An example of this can be watched below, where the video switches from Joyce at the podium to a full screen with a glitched moving image of Joyce, just as Joyce begins to explain, "I believe that you can create value for yourselves and society" (23:54). We used this effect multiple times throughout the video in order to call attention to such moments where Joyce attempts to motivate or make a call to action. The screen becomes a digital version of the disruptions she's calling for while also mimicking what occurred on the two screens behind her at the live address in Houston. With this approach, we felt we had found the balance we sought between crafting a product our client wanted and maintaining our own visions as designers. The split screen and use of whole images that literally interrupted the presented visual punctuated Joyce's call for making, disrupting, and innovating while still maintaining the expectations an academic CCCC audience has of its chair and her address.
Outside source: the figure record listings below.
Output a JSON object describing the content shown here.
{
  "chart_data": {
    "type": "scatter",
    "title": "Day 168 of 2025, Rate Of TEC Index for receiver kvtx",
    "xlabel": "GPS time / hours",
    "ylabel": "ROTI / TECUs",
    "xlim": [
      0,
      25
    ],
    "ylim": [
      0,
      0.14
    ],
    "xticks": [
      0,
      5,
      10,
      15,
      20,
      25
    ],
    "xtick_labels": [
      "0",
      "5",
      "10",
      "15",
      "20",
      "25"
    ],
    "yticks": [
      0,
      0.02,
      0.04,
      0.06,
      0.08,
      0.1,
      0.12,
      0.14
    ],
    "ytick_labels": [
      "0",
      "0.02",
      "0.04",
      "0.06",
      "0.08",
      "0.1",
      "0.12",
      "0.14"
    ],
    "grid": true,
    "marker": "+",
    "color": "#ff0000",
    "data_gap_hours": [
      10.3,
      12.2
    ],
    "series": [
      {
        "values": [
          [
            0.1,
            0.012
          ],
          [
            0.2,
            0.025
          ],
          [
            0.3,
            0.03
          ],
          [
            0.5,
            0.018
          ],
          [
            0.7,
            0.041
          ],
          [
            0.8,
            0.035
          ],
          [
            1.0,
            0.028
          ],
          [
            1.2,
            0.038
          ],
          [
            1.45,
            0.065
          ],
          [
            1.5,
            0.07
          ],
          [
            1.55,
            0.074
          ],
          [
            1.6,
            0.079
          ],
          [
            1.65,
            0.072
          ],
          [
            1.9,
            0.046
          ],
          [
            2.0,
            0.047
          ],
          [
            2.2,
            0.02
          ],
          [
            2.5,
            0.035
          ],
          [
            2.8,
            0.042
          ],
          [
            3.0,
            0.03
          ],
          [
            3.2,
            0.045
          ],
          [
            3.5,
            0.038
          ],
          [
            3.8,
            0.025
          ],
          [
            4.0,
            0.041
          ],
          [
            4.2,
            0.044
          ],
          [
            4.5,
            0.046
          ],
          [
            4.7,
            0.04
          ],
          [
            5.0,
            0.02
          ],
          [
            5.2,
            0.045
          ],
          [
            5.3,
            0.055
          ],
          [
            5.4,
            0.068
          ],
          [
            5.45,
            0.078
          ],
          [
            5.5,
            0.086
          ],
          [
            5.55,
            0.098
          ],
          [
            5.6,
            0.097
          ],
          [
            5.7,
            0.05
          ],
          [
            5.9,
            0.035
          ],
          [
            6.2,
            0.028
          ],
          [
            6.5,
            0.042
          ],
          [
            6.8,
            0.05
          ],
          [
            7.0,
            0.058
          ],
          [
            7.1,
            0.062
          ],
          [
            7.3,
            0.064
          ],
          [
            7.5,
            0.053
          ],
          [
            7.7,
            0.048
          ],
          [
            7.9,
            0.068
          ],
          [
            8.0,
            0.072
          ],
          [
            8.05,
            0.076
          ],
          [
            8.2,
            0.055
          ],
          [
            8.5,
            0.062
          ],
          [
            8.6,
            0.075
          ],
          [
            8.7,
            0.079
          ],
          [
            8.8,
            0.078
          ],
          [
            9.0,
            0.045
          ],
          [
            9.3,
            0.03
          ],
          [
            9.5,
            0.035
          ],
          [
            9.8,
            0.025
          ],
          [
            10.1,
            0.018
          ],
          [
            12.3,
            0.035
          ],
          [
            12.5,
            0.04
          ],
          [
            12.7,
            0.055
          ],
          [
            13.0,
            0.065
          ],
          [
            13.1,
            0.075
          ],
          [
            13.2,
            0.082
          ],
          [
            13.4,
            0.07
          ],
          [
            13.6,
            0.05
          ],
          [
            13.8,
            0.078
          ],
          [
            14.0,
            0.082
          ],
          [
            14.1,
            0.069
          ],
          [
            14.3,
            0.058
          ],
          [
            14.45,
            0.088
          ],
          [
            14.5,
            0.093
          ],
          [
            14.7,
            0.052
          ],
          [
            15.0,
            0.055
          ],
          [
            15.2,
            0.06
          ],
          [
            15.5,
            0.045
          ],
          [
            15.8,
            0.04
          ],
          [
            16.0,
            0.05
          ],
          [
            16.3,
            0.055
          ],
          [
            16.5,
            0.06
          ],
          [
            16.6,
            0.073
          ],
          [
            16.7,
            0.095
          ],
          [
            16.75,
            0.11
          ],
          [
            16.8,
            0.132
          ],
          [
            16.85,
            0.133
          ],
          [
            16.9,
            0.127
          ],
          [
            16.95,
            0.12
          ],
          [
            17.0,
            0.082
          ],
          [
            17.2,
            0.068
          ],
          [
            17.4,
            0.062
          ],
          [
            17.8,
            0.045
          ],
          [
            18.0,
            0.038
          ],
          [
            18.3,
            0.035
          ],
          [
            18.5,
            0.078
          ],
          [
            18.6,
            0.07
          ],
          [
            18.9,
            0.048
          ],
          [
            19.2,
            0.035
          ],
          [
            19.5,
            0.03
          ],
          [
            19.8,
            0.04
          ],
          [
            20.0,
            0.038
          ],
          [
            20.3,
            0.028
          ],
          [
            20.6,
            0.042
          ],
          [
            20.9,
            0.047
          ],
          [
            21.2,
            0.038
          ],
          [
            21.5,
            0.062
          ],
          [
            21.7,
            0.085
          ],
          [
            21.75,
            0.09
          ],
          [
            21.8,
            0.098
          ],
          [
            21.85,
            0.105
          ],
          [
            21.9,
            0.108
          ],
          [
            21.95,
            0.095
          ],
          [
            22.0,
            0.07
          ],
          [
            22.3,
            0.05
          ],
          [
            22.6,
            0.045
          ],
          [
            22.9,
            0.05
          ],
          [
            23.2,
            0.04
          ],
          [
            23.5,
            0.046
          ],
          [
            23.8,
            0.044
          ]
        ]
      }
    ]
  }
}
Combining Conference and Studio Footage and Sound

This project was born out of a mistake. The videographer at CCCC did not record Joyce's entire speech, leaving off perhaps the most crucial part: her call to action. Near the end of the address, Joyce asked her fellow CCCC members to work to "create value and innovate" (40:02). Because the actual footage cut off at an awkward place a few moments later, we decided instead to end the original video footage from Houston immediately following this line. It was at that point that we switched to the video that Joyce and Michael recorded in May in Lubbock. This was a rhetorical choice that we made in an attempt to embody Joyce's call to action, echoing Geoffrey Sirc's (1997) punk philosophy, to "Re Make through innovation and your disruption" (41:36). We hoped that combining the studio recording with the professional video at this juncture would serve as an example of Joyce's call for making, disrupting, and innovating.

We were literally remaking the end of Joyce's talk, and because of that, we were able to add innovative disruptions like the two screens showing disparate images, adding visible screen transitions, shifting the visuals that viewers were required to see at any given time, and adding alternate punk rock accompaniments. The result is a real-world enactment of Joyce's call. In our efforts to structure our rhetorical choices around Joyce's vision, we had to confront our technological challenges with innovation. By paying attention to how we assembled our text, images, sound, and video, we were able to create a video remediation that exemplifies the live address, and replicates the tone and feeling of disruption.